Closerie des Lilas



Durant les années 1860, La Closerie des Lilas est un petit débit de boisson, propriété de monsieur Cabley, disposant d’un bar au rez-de-chaussée, avec son jardin et ses lilas, et d’une « salle à boire » au premier étage. En 1884, on aménage une cuisine au sous-sol et une salle à manger à l’étage disposant de deux tables de billard. Dès 1863, La Closerie est fréquentée par Claude Monet, Frédéric Bazille, Auguste Renoir et Alfred Sisley qui sont alors élèves de Charles Gleyre aux Beaux-Arts. 


Henri d’Alméras, dans son texte intitulé De la Closerie des Lilas à la Grande Chaumière (1901), évoque brièvement les lieux : « intime et familier, avec son ornementation très simple – table de chêne, murs sans dorures – et sa terrasse ombreuse, prolongée jusqu’à la statue du maréchal Ney, un café vieux de près d’un demi-siècle et qui eut son heure de gloire : le café de la Closerie des Lilas.

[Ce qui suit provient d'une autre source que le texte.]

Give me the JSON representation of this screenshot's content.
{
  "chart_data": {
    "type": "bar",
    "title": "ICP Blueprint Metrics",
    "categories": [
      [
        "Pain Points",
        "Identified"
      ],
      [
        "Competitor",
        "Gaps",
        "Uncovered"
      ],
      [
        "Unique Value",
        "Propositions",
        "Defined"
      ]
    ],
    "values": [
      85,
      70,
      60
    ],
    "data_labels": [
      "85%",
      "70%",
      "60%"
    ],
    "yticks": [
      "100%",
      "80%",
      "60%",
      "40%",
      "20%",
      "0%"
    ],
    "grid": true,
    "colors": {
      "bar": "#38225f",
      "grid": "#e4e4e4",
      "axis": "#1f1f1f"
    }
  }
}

On est en train de le démolir pour le réinstaller dans une maison neuve de six étages ».


Au début du XX e  siècle, le poète et dramaturge Paul Fort occupe les lieux et organise des lectures de poésie, entouré de poètes, d’écrivains, de musiciens, d’artistes qui festoient avec passion. À partir de 1905, Picasso fréquente les lieux et converse avec Max Jacob. Le Tout-Paris littéraire fréquente alors la Closerie des Lilas.